Bernard Defrance : On en parle surtout pour essayer de pouvoir incarcérer les jeunes délinquants dès dix ou treize ans ! Quand on sait ce qu’est la prison (ou les « centres fermés », c’est la même chose). En réalité cette pré-majorité doit se décliner dans tous les registres, civils, pénaux et civiques. Mais c’est une question extraordinairement complexe : il y a des pays où majorités civile et pénale sont découplées (18 ans pour la majorité civile et 21 ans pour la majorité pénale, par exemple). Et donc il faudrait passer en revue tous les actes de la vie ordinaire et civique pour fixer les seuils où l’exercice d’un droit quelconque s’articule à la conscience du devoir qui en est la conséquence. Là aussi l’école, non pas comme lieu démocratique, mais comme temps d’apprentissage de la démocratie, aurait un rôle essentiel à jouer. Et elle le peut : voyez toutes les classes coopératives, notamment, qui n’ont pas plus de « moyens » que les autres !

 

Que devrait être une société qui ferait une place aux quinze-vingt ans ?

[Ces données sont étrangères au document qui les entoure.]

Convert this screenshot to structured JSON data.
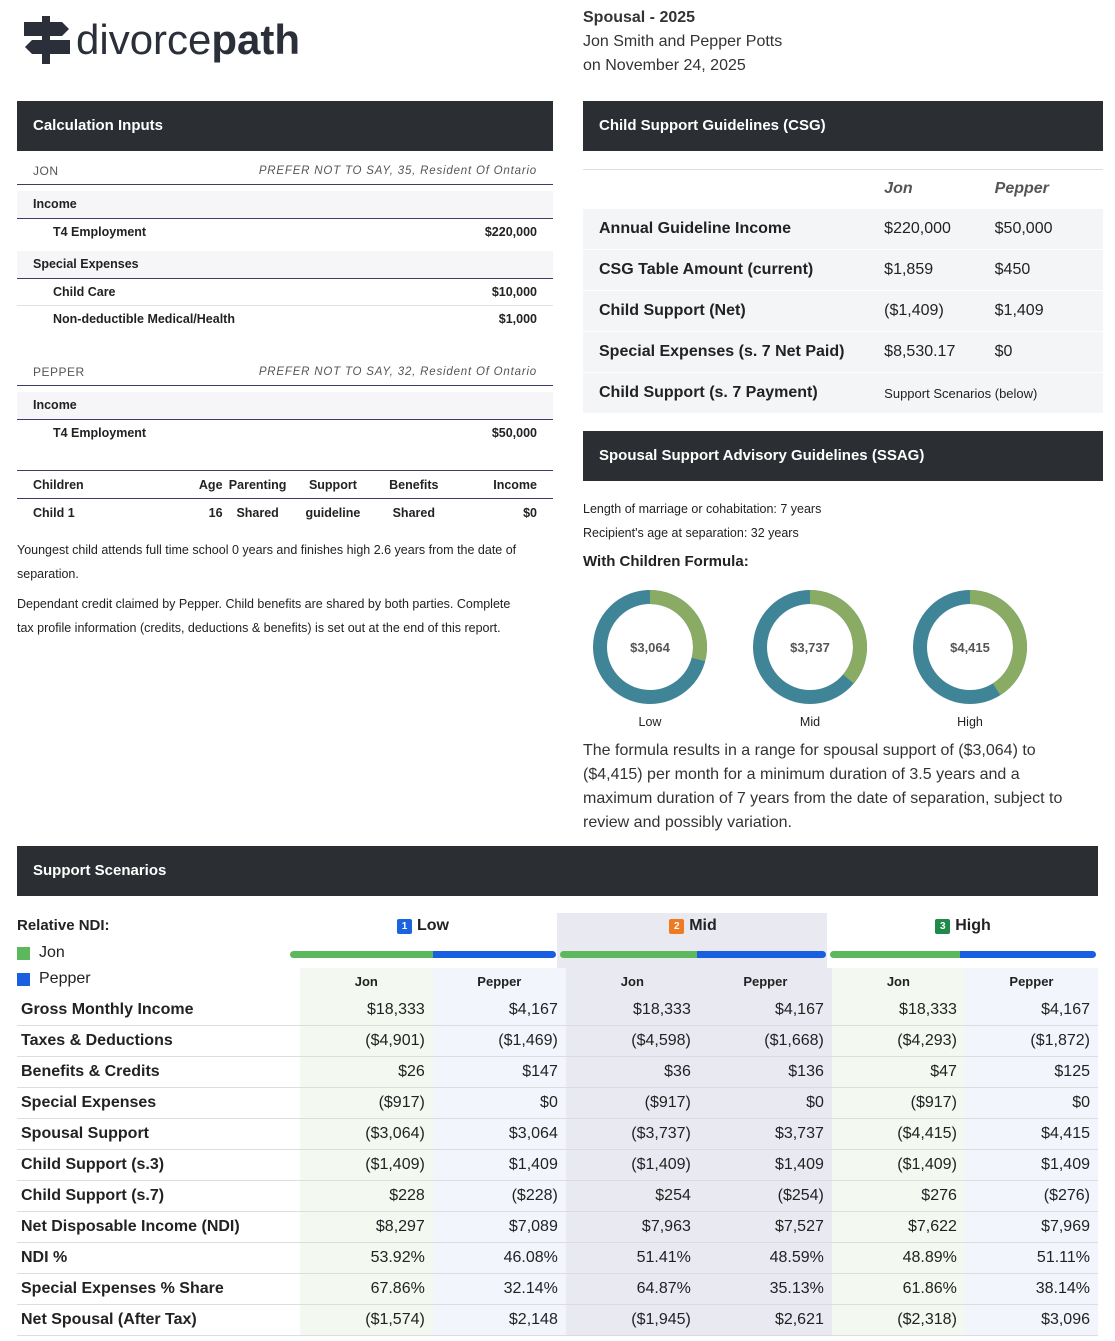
{
  "header": {
    "brand_plain": "divorce",
    "brand_bold": "path",
    "title": "Spousal - 2025",
    "parties": "Jon Smith and Pepper Potts",
    "date": "on November 24, 2025"
  },
  "inputs": {
    "title": "Calculation Inputs",
    "people": [
      {
        "name": "JON",
        "profile": "PREFER NOT TO SAY, 35, Resident Of Ontario",
        "groups": [
          {
            "label": "Income",
            "items": [
              [
                "T4 Employment",
                "$220,000"
              ]
            ]
          },
          {
            "label": "Special Expenses",
            "items": [
              [
                "Child Care",
                "$10,000"
              ],
              [
                "Non-deductible Medical/Health",
                "$1,000"
              ]
            ]
          }
        ]
      },
      {
        "name": "PEPPER",
        "profile": "PREFER NOT TO SAY, 32, Resident Of Ontario",
        "groups": [
          {
            "label": "Income",
            "items": [
              [
                "T4 Employment",
                "$50,000"
              ]
            ]
          }
        ]
      }
    ],
    "children": {
      "header": [
        "Children",
        "Age",
        "Parenting",
        "Support",
        "Benefits",
        "Income"
      ],
      "rows": [
        [
          "Child 1",
          "16",
          "Shared",
          "guideline",
          "Shared",
          "$0"
        ]
      ]
    },
    "notes": [
      "Youngest child attends full time school 0 years and finishes high 2.6 years from the date of separation.",
      "Dependant credit claimed by Pepper. Child benefits are shared by both parties. Complete tax profile information (credits, deductions & benefits) is set out at the end of this report."
    ]
  },
  "csg": {
    "title": "Child Support Guidelines (CSG)",
    "columns": [
      "Jon",
      "Pepper"
    ],
    "rows": [
      [
        "Annual Guideline Income",
        "$220,000",
        "$50,000"
      ],
      [
        "CSG Table Amount (current)",
        "$1,859",
        "$450"
      ],
      [
        "Child Support (Net)",
        "($1,409)",
        "$1,409"
      ],
      [
        "Special Expenses (s. 7 Net Paid)",
        "$8,530.17",
        "$0"
      ],
      [
        "Child Support (s. 7 Payment)",
        "Support Scenarios (below)"
      ]
    ]
  },
  "ssag": {
    "title": "Spousal Support Advisory Guidelines (SSAG)",
    "lines": [
      "Length of marriage or cohabitation: 7 years",
      "Recipient's age at separation: 32 years"
    ],
    "formula_title": "With Children Formula:",
    "donuts": [
      {
        "amount": "$3,064",
        "label": "Low",
        "share": 29
      },
      {
        "amount": "$3,737",
        "label": "Mid",
        "share": 36
      },
      {
        "amount": "$4,415",
        "label": "High",
        "share": 41
      }
    ],
    "summary": "The formula results in a range for spousal support of ($3,064) to ($4,415) per month for a minimum duration of 3.5 years and a maximum duration of 7 years from the date of separation, subject to review and possibly variation."
  },
  "scenarios": {
    "title": "Support Scenarios",
    "relative_ndi": "Relative NDI:",
    "legend": [
      {
        "name": "Jon",
        "color": "#5cb85c"
      },
      {
        "name": "Pepper",
        "color": "#1a5fe0"
      }
    ],
    "scenarios": [
      {
        "number": "1",
        "name": "Low",
        "color": "#1a64e0"
      },
      {
        "number": "2",
        "name": "Mid",
        "color": "#f07a22"
      },
      {
        "number": "3",
        "name": "High",
        "color": "#1f8a4a"
      }
    ],
    "ndi_jon_share": [
      53.92,
      51.41,
      48.89
    ],
    "columns": [
      "Jon",
      "Pepper"
    ],
    "rows": [
      [
        "Gross Monthly Income",
        "$18,333",
        "$4,167",
        "$18,333",
        "$4,167",
        "$18,333",
        "$4,167"
      ],
      [
        "Taxes & Deductions",
        "($4,901)",
        "($1,469)",
        "($4,598)",
        "($1,668)",
        "($4,293)",
        "($1,872)"
      ],
      [
        "Benefits & Credits",
        "$26",
        "$147",
        "$36",
        "$136",
        "$47",
        "$125"
      ],
      [
        "Special Expenses",
        "($917)",
        "$0",
        "($917)",
        "$0",
        "($917)",
        "$0"
      ],
      [
        "Spousal Support",
        "($3,064)",
        "$3,064",
        "($3,737)",
        "$3,737",
        "($4,415)",
        "$4,415"
      ],
      [
        "Child Support (s.3)",
        "($1,409)",
        "$1,409",
        "($1,409)",
        "$1,409",
        "($1,409)",
        "$1,409"
      ],
      [
        "Child Support (s.7)",
        "$228",
        "($228)",
        "$254",
        "($254)",
        "$276",
        "($276)"
      ],
      [
        "Net Disposable Income (NDI)",
        "$8,297",
        "$7,089",
        "$7,963",
        "$7,527",
        "$7,622",
        "$7,969"
      ],
      [
        "NDI %",
        "53.92%",
        "46.08%",
        "51.41%",
        "48.59%",
        "48.89%",
        "51.11%"
      ],
      [
        "Special Expenses % Share",
        "67.86%",
        "32.14%",
        "64.87%",
        "35.13%",
        "61.86%",
        "38.14%"
      ],
      [
        "Net Spousal (After Tax)",
        "($1,574)",
        "$2,148",
        "($1,945)",
        "$2,621",
        "($2,318)",
        "$3,096"
      ]
    ]
  }
}
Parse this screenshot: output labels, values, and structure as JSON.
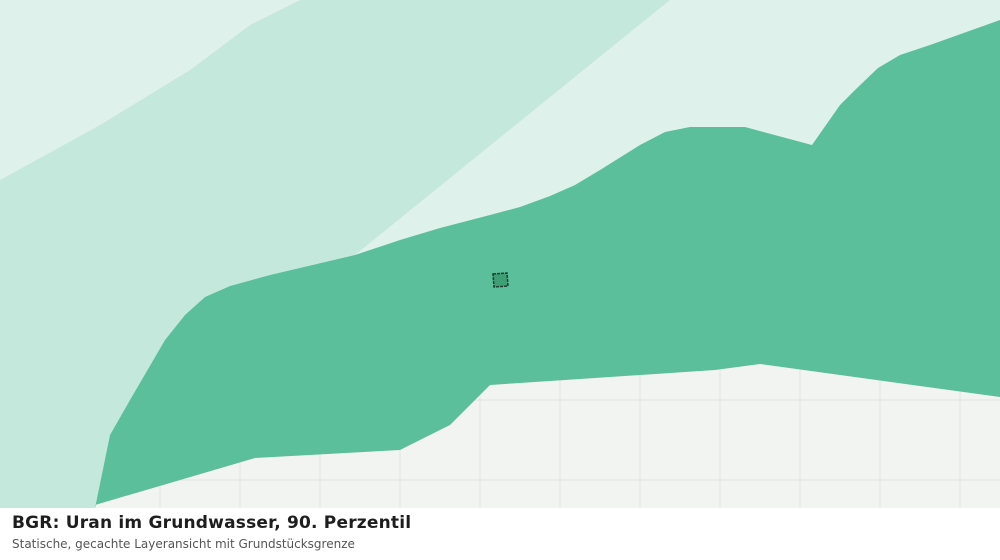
{
  "caption": {
    "title": "BGR: Uran im Grundwasser, 90. Perzentil",
    "subtitle": "Statische, gecachte Layeransicht mit Grundstücksgrenze"
  }
}
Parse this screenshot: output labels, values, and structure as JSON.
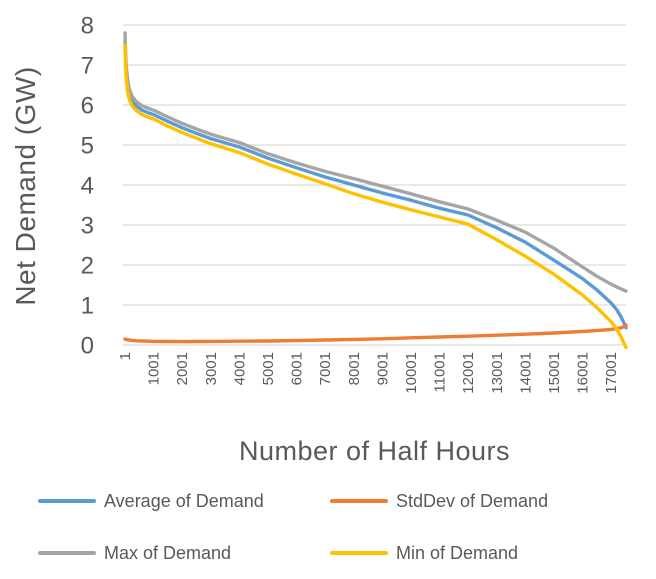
{
  "figure_title": "",
  "axes": {
    "x_title": "Number of Half Hours",
    "y_title": "Net Demand (GW)"
  },
  "legend": {
    "items": [
      {
        "label": "Average of Demand",
        "color": "#5B9BD5"
      },
      {
        "label": "StdDev of Demand",
        "color": "#ED7D31"
      },
      {
        "label": "Max of Demand",
        "color": "#A5A5A5"
      },
      {
        "label": "Min of Demand",
        "color": "#FFC000"
      }
    ]
  },
  "chart_data": {
    "type": "line",
    "title": "",
    "xlabel": "Number of Half Hours",
    "ylabel": "Net Demand (GW)",
    "xlim": [
      1,
      17520
    ],
    "ylim": [
      0,
      8
    ],
    "grid": "horizontal-only",
    "gridline_color": "#D9D9D9",
    "text_color": "#595959",
    "legend_position": "bottom",
    "y_ticks": [
      0,
      1,
      2,
      3,
      4,
      5,
      6,
      7,
      8
    ],
    "x_ticks": [
      1,
      1001,
      2001,
      3001,
      4001,
      5001,
      6001,
      7001,
      8001,
      9001,
      10001,
      11001,
      12001,
      13001,
      14001,
      15001,
      16001,
      17001
    ],
    "x_tick_labels": [
      "1",
      "1001",
      "2001",
      "3001",
      "4001",
      "5001",
      "6001",
      "7001",
      "8001",
      "9001",
      "10001",
      "11001",
      "12001",
      "13001",
      "14001",
      "15001",
      "16001",
      "17001"
    ],
    "x": [
      1,
      30,
      60,
      100,
      150,
      250,
      400,
      600,
      875,
      1000,
      1500,
      2000,
      2500,
      3000,
      4000,
      5000,
      6000,
      7000,
      8000,
      9000,
      10000,
      11000,
      12000,
      13000,
      14000,
      15000,
      16000,
      16500,
      17000,
      17200,
      17350,
      17450,
      17520
    ],
    "series": [
      {
        "name": "Average of Demand",
        "color": "#5B9BD5",
        "values": [
          7.6,
          7.0,
          6.7,
          6.45,
          6.27,
          6.1,
          5.97,
          5.87,
          5.79,
          5.76,
          5.59,
          5.43,
          5.29,
          5.16,
          4.95,
          4.67,
          4.43,
          4.2,
          4.0,
          3.8,
          3.62,
          3.42,
          3.25,
          2.93,
          2.57,
          2.12,
          1.66,
          1.38,
          1.05,
          0.88,
          0.7,
          0.55,
          0.43
        ]
      },
      {
        "name": "StdDev of Demand",
        "color": "#ED7D31",
        "values": [
          0.15,
          0.14,
          0.135,
          0.13,
          0.125,
          0.115,
          0.105,
          0.1,
          0.095,
          0.09,
          0.088,
          0.085,
          0.087,
          0.09,
          0.095,
          0.1,
          0.11,
          0.125,
          0.14,
          0.155,
          0.18,
          0.2,
          0.22,
          0.245,
          0.27,
          0.3,
          0.34,
          0.36,
          0.39,
          0.41,
          0.43,
          0.46,
          0.5
        ]
      },
      {
        "name": "Max of Demand",
        "color": "#A5A5A5",
        "values": [
          7.8,
          7.15,
          6.85,
          6.6,
          6.4,
          6.22,
          6.08,
          5.98,
          5.9,
          5.87,
          5.7,
          5.54,
          5.4,
          5.27,
          5.06,
          4.78,
          4.55,
          4.34,
          4.16,
          3.97,
          3.78,
          3.58,
          3.4,
          3.12,
          2.82,
          2.42,
          1.95,
          1.72,
          1.52,
          1.45,
          1.4,
          1.37,
          1.35
        ]
      },
      {
        "name": "Min of Demand",
        "color": "#FFC000",
        "values": [
          7.5,
          6.85,
          6.55,
          6.3,
          6.15,
          5.98,
          5.86,
          5.76,
          5.68,
          5.65,
          5.47,
          5.31,
          5.17,
          5.03,
          4.81,
          4.52,
          4.27,
          4.03,
          3.78,
          3.57,
          3.38,
          3.2,
          3.02,
          2.63,
          2.22,
          1.77,
          1.25,
          0.94,
          0.58,
          0.4,
          0.2,
          0.05,
          -0.06
        ]
      }
    ]
  }
}
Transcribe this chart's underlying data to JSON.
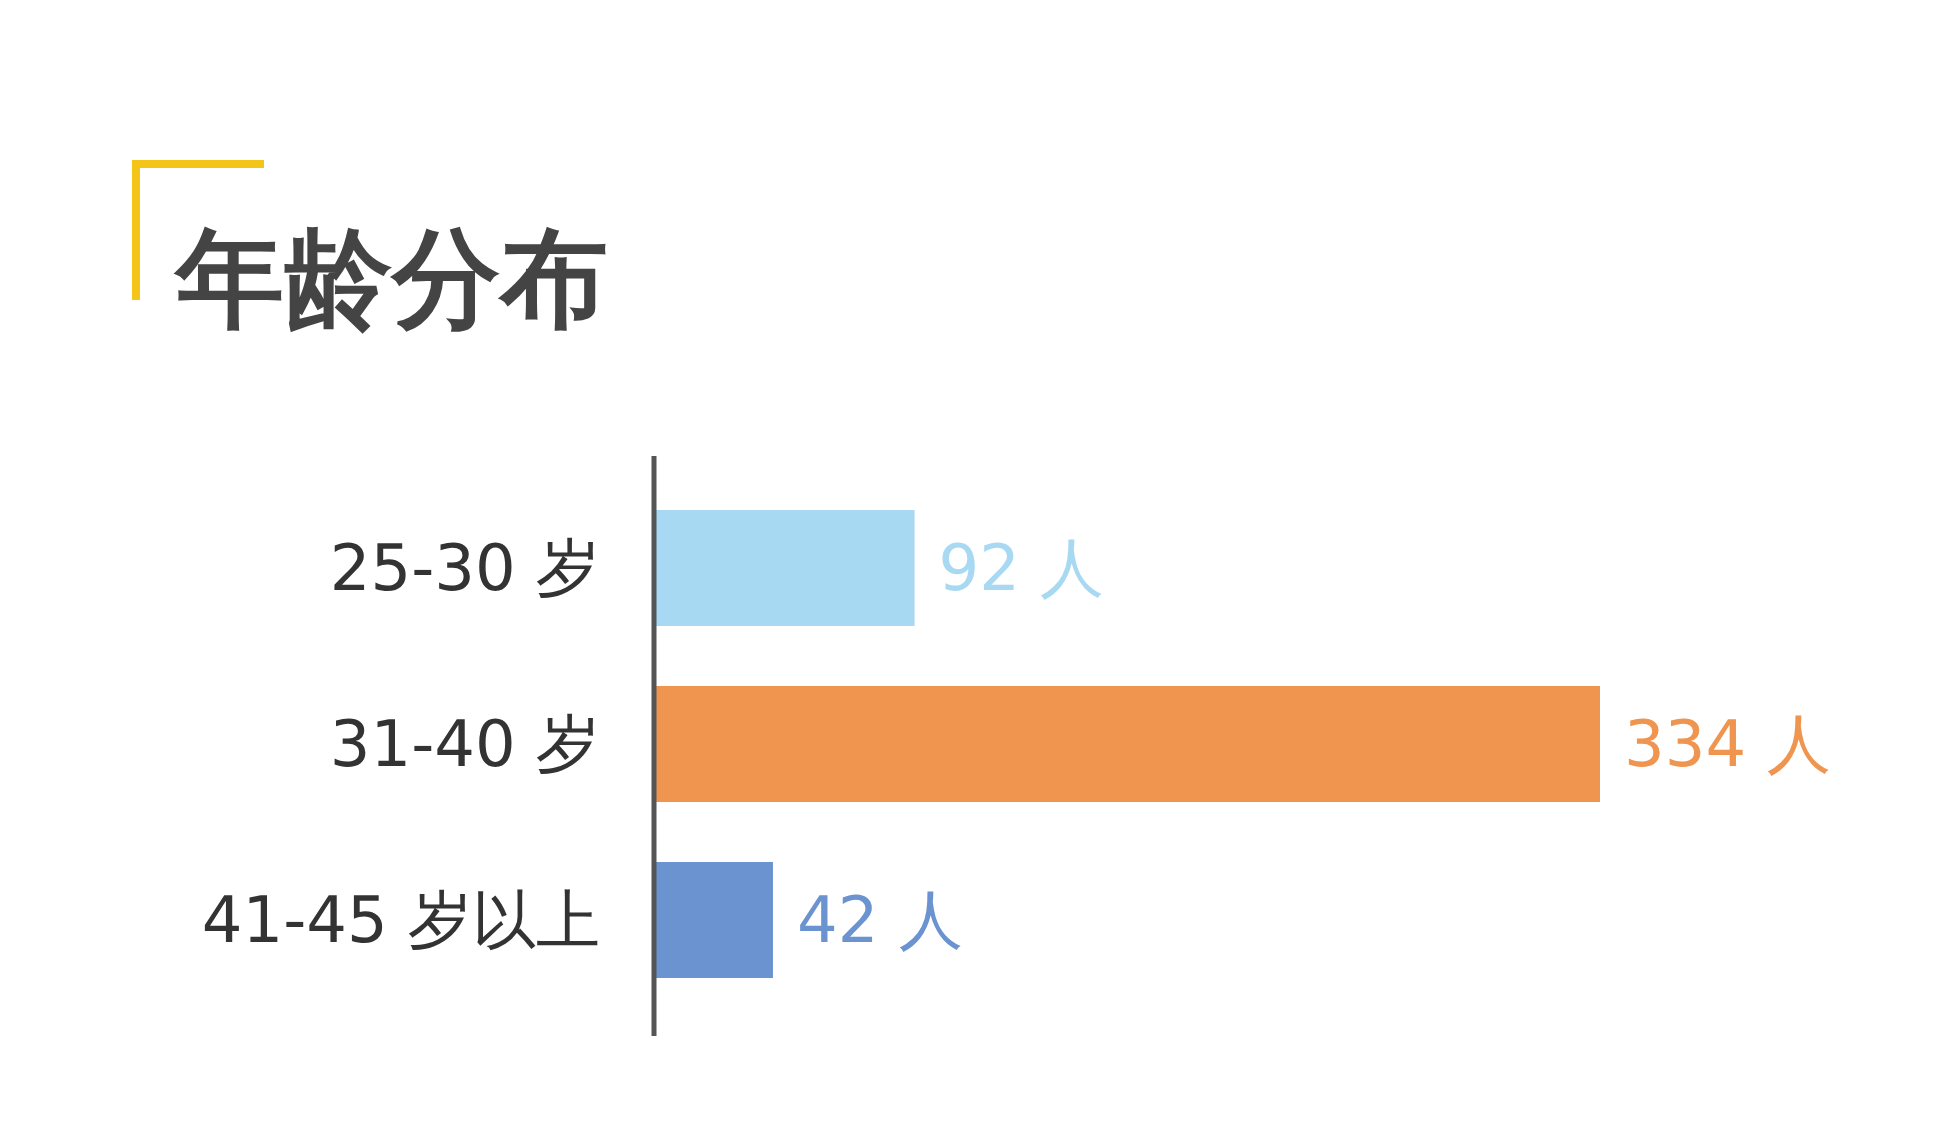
{
  "chart_data": {
    "type": "bar",
    "orientation": "horizontal",
    "title": "年龄分布",
    "categories": [
      "25-30 岁",
      "31-40 岁",
      "41-45 岁以上"
    ],
    "values": [
      92,
      334,
      42
    ],
    "colors": [
      "#a8d9f2",
      "#ef9550",
      "#6a93d0"
    ],
    "value_labels": [
      "92 人",
      "334 人",
      "42 人"
    ]
  }
}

Bernard Defrance : Une société qui réinventerait des systèmes d’initiation à la vie réelle : que dans cette tranche d’âge, toutes les expériences humaines, multiples et variées, soient possibles. J’ai déjà proposé qu’à cet âge-là, pendant deux ou trois ans, avant éventuellement de poursuivre des études, chaque jeune puisse vivre, en grandeur réelle, des dizaines d’expériences professionnelles à tous les échelons de la division du travail, des engagements associatifs, des expériences culturelles, des participations à la vie institutionnelle et politique, faire des voyages, etc. Ce temps d’expérimentation précèderait l’engagement dans d’éventuelles études ou un métier, ceci couplé avec un crédit éducation pour toute l’existence. Les adultes sont devenus incapables de donner l’initiation aux jeunes, et, du coup, ils se la donnent entre eux, dans ce qu’il est convenu d’appeler les comportements à risques. Parce que n’importe quel jeune doit pouvoir « s’éprouver lui-même », comme disait Descartes, avant de s’engager dans la durée, dans un métier, dans un amour… Vous savez, ils vont avoir à résoudre, dans le laps de temps de leur existence, dans tous les domaines techniques, scientifiques, politiques, des questions dont nous n’avons même pas encore idée, nous leurs « éducateurs », et qui mettent en jeu la survie même de l’espèce humaine. Et ils le savent. Ils savent quelles sont les impuissances, les lâchetés dérisoires des adultes… Montesquieu, tenez, après Descartes : « Ce n’est point le peuple naissant qui dégénère, il ne se perd que lorsque les hommes faits sont déjà corrompus. »

 

[1] Cf. Le droit dans l’école, éd. Labor ; Sanctions et discipline à l’école, éd. Syros.